Mental, physical and emotional baggage is a drain on every super hero’s life and dragging it around everywhere you go makes you generally ineffective in the world. You need to unload some of your crap and realize the true speed and agility you are capable of. Give away material things that you don’t use, or need, to charity. Talk to a friend or professional about things that are bothering you about life and let those mental burdens fall off your shoulders. Get your body in shape, dumping those extra pounds, so you feel more comfortable in your own skin. Drop a relationship that has become toxic. I guarantee you know what things are weighing you down and you just need a reason to get rid of them, or at the very least, set them down for a while. The reason is: if you find a way to simplify your life – everything in your life – you become capable of quickly traversing the pitfalls and setbacks. You become incapable of being held down by anyone or anything and you will find it is just so easy to spring back up the mountain of life when you take a little fall.

Yes, cutting some of these things out of your life might seem hard at first, but once you start giving, to others and yourself, and start ridding yourself of all the personal and mental garbage, you will find it becomes harder and harder to pick any of it back up because you get used to the feeling of being lighter and you get used to traveling with only the necessities for an amazing journey through life.  

And like a superhero dodging bullets you are quick enough to dodge the desire to accumulate needless crap, to dodge other people’s negativity and to dodge the constant pull of life’s troubles. Most importantly, you can redirect all the extra emotional energy and agility that you wasted on carrying those things around towards giving to others, and to yourself, in more valuable ways with a quickness you never had before, and that is what being a superhero is all about.

Super Power Gained: Supernatural Emotional Agility

Conclusion

I suppose you can see the general theme of my message here; if you want to change the world, if you really want to be a fucking superhero with superpowers, you have to start with yourself. It all starts there. There is no saving the world if you can’t save ourself. Each one of us needs to develop our own superpowers and only can we begin to save the world. 
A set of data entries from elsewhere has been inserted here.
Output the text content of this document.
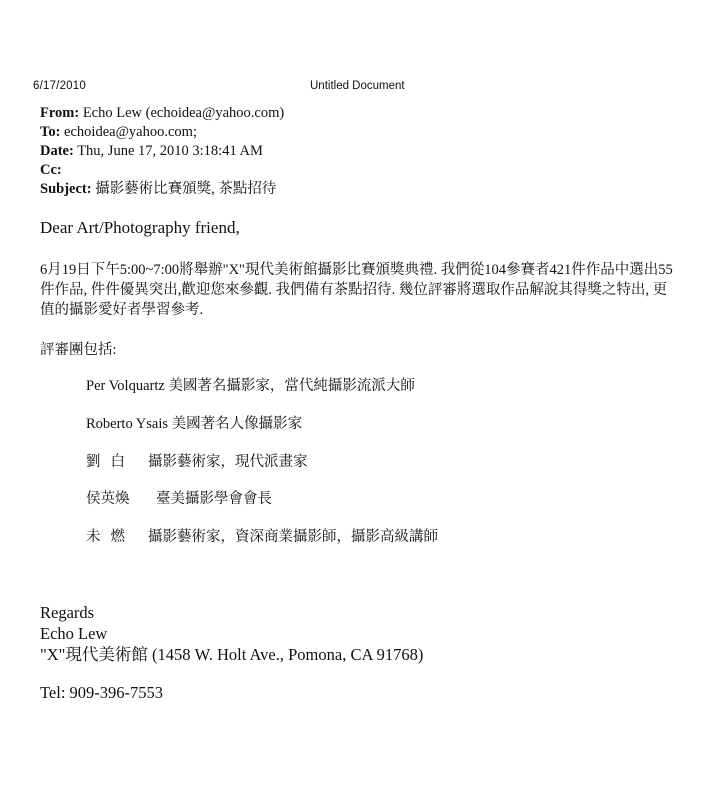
6/17/2010	Untitled Document
From: Echo Lew (echoidea@yahoo.com)
To: echoidea@yahoo.com;
Date: Thu, June 17, 2010 3:18:41 AM
Cc:
Subject: 攝影藝術比賽頒獎, 茶點招待
Dear Art/Photography friend,
6月19日下午5:00~7:00將舉辦"X"現代美術館攝影比賽頒獎典禮. 我們從104參賽者421件作品中選出55件作品, 件件優異突出,歡迎您來參觀. 我們備有茶點招待. 幾位評審將選取作品解說其得獎之特出, 更值的攝影愛好者學習參考.
評審團包括:
Per Volquartz 美國著名攝影家，當代純攝影流派大師
Roberto Ysais 美國著名人像攝影家
劉白 攝影藝術家，現代派畫家
侯英煥 臺美攝影學會會長
未燃 攝影藝術家，資深商業攝影師，攝影高級講師
Regards
Echo Lew
"X"現代美術館 (1458 W. Holt Ave., Pomona, CA 91768)
Tel: 909-396-7553
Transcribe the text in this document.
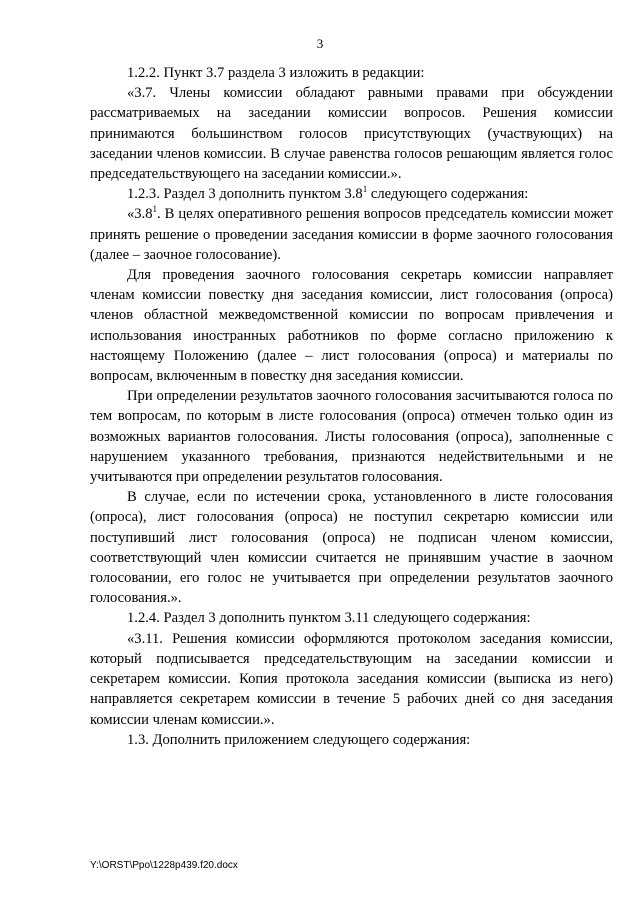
3

1.2.2. Пункт 3.7 раздела 3 изложить в редакции:

«3.7. Члены комиссии обладают равными правами при обсуждении рассматриваемых на заседании комиссии вопросов. Решения комиссии принимаются большинством голосов присутствующих (участвующих) на заседании членов комиссии. В случае равенства голосов решающим является голос председательствующего на заседании комиссии.».

1.2.3. Раздел 3 дополнить пунктом $3.8^1$ следующего содержания:

«$3.8^1$. В целях оперативного решения вопросов председатель комиссии может принять решение о проведении заседания комиссии в форме заочного голосования (далее – заочное голосование).

Для проведения заочного голосования секретарь комиссии направляет членам комиссии повестку дня заседания комиссии, лист голосования (опроса) членов областной межведомственной комиссии по вопросам привлечения и использования иностранных работников по форме согласно приложению к настоящему Положению (далее – лист голосования (опроса) и материалы по вопросам, включенным в повестку дня заседания комиссии.

При определении результатов заочного голосования засчитываются голоса по тем вопросам, по которым в листе голосования (опроса) отмечен только один из возможных вариантов голосования. Листы голосования (опроса), заполненные с нарушением указанного требования, признаются недействительными и не учитываются при определении результатов голосования.

В случае, если по истечении срока, установленного в листе голосования (опроса), лист голосования (опроса) не поступил секретарю комиссии или поступивший лист голосования (опроса) не подписан членом комиссии, соответствующий член комиссии считается не принявшим участие в заочном голосовании, его голос не учитывается при определении результатов заочного голосования.».

1.2.4. Раздел 3 дополнить пунктом 3.11 следующего содержания:

«3.11. Решения комиссии оформляются протоколом заседания комиссии, который подписывается председательствующим на заседании комиссии и секретарем комиссии. Копия протокола заседания комиссии (выписка из него) направляется секретарем комиссии в течение 5 рабочих дней со дня заседания комиссии членам комиссии.».

1.3. Дополнить приложением следующего содержания:

Y:\ORST\Ppo\1228p439.f20.docx
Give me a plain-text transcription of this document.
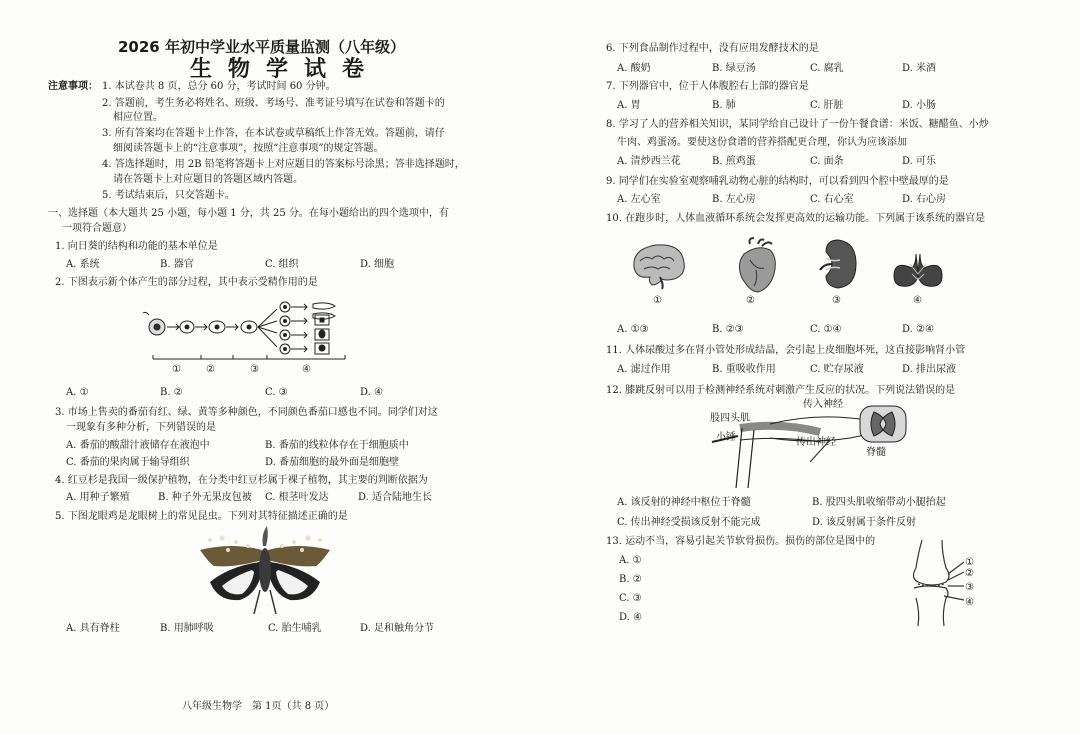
2026 年初中学业水平质量监测（八年级）
生物学试卷
注意事项： 1. 本试卷共 8 页，总分 60 分，考试时间 60 分钟。
2. 答题前，考生务必将姓名、班级、考场号、准考证号填写在试卷和答题卡的
相应位置。
3. 所有答案均在答题卡上作答，在本试卷或草稿纸上作答无效。答题前，请仔
细阅读答题卡上的“注意事项”，按照“注意事项”的规定答题。
4. 答选择题时，用 2B 铅笔将答题卡上对应题目的答案标号涂黑；答非选择题时，
请在答题卡上对应题目的答题区域内答题。
5. 考试结束后，只交答题卡。
一、选择题（本大题共 25 小题，每小题 1 分，共 25 分。在每小题给出的四个选项中，有
一项符合题意）
1. 向日葵的结构和功能的基本单位是
A. 系统	B. 器官	C. 组织	D. 细胞
2. 下图表示新个体产生的部分过程，其中表示受精作用的是
①	②	③	④
A. ①	B. ②	C. ③	D. ④
3. 市场上售卖的番茄有红、绿、黄等多种颜色，不同颜色番茄口感也不同。同学们对这
一现象有多种分析，下列错误的是
A. 番茄的酸甜汁液储存在液泡中	B. 番茄的线粒体存在于细胞质中
C. 番茄的果肉属于输导组织	D. 番茄细胞的最外面是细胞壁
4. 红豆杉是我国一级保护植物，在分类中红豆杉属于裸子植物，其主要的判断依据为
A. 用种子繁殖	B. 种子外无果皮包被 C. 根茎叶发达	D. 适合陆地生长
5. 下图龙眼鸡是龙眼树上的常见昆虫。下列对其特征描述正确的是
A. 具有脊柱	B. 用肺呼吸	C. 胎生哺乳	D. 足和触角分节
八年级生物学　第 1页（共 8 页）
6. 下列食品制作过程中，没有应用发酵技术的是
A. 酸奶	B. 绿豆汤	C. 腐乳	D. 米酒
7. 下列器官中，位于人体腹腔右上部的器官是
A. 胃	B. 肺	C. 肝脏	D. 小肠
8. 学习了人的营养相关知识，某同学给自己设计了一份午餐食谱：米饭、糖醋鱼、小炒
牛肉、鸡蛋汤。要使这份食谱的营养搭配更合理，你认为应该添加
A. 清炒西兰花	B. 煎鸡蛋	C. 面条	D. 可乐
9. 同学们在实验室观察哺乳动物心脏的结构时，可以看到四个腔中壁最厚的是
A. 左心室	B. 左心房	C. 右心室	D. 右心房
10. 在跑步时，人体血液循环系统会发挥更高效的运输功能。下列属于该系统的器官是
①	②	③	④
A. ①③	B. ②③	C. ①④	D. ②④
11. 人体尿酸过多在肾小管处形成结晶，会引起上皮细胞坏死，这直接影响肾小管
A. 滤过作用	B. 重吸收作用	C. 贮存尿液	D. 排出尿液
12. 膝跳反射可以用于检测神经系统对刺激产生反应的状况。下列说法错误的是
传入神经
股四头肌
小锤	传出神经
脊髓
A. 该反射的神经中枢位于脊髓	B. 股四头肌收缩带动小腿抬起
C. 传出神经受损该反射不能完成	D. 该反射属于条件反射
13. 运动不当，容易引起关节软骨损伤。损伤的部位是图中的
A. ①
B. ②
C. ③
D. ④
①
②
③
④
Changing yourself and becoming a person who knows how to cut through bullshit, who knows how to manage the stress and the strain of everyday life, who knows when to say no and who knows how to get rid of their baggage, is what the world needs right now. Those are the real superheroes of the modern age, because they are so few and far between and their presence changes the world. The world is always going to consider well adjusted, emotionally resilient, compassionate people as superheroes because the things they can accomplish are amazing and beyond understanding sometimes.

People like that can spend a lot of time helping others and never feel like they are spread too thin. People like that can do battle with the negative forces of this world – the villains and destroyers – and begin to right the wrongs and renew hope in the world; just like a superhero does. So go buy that colorful unitard, go invest in a pair of identity concealing glasses and go save the fucking world!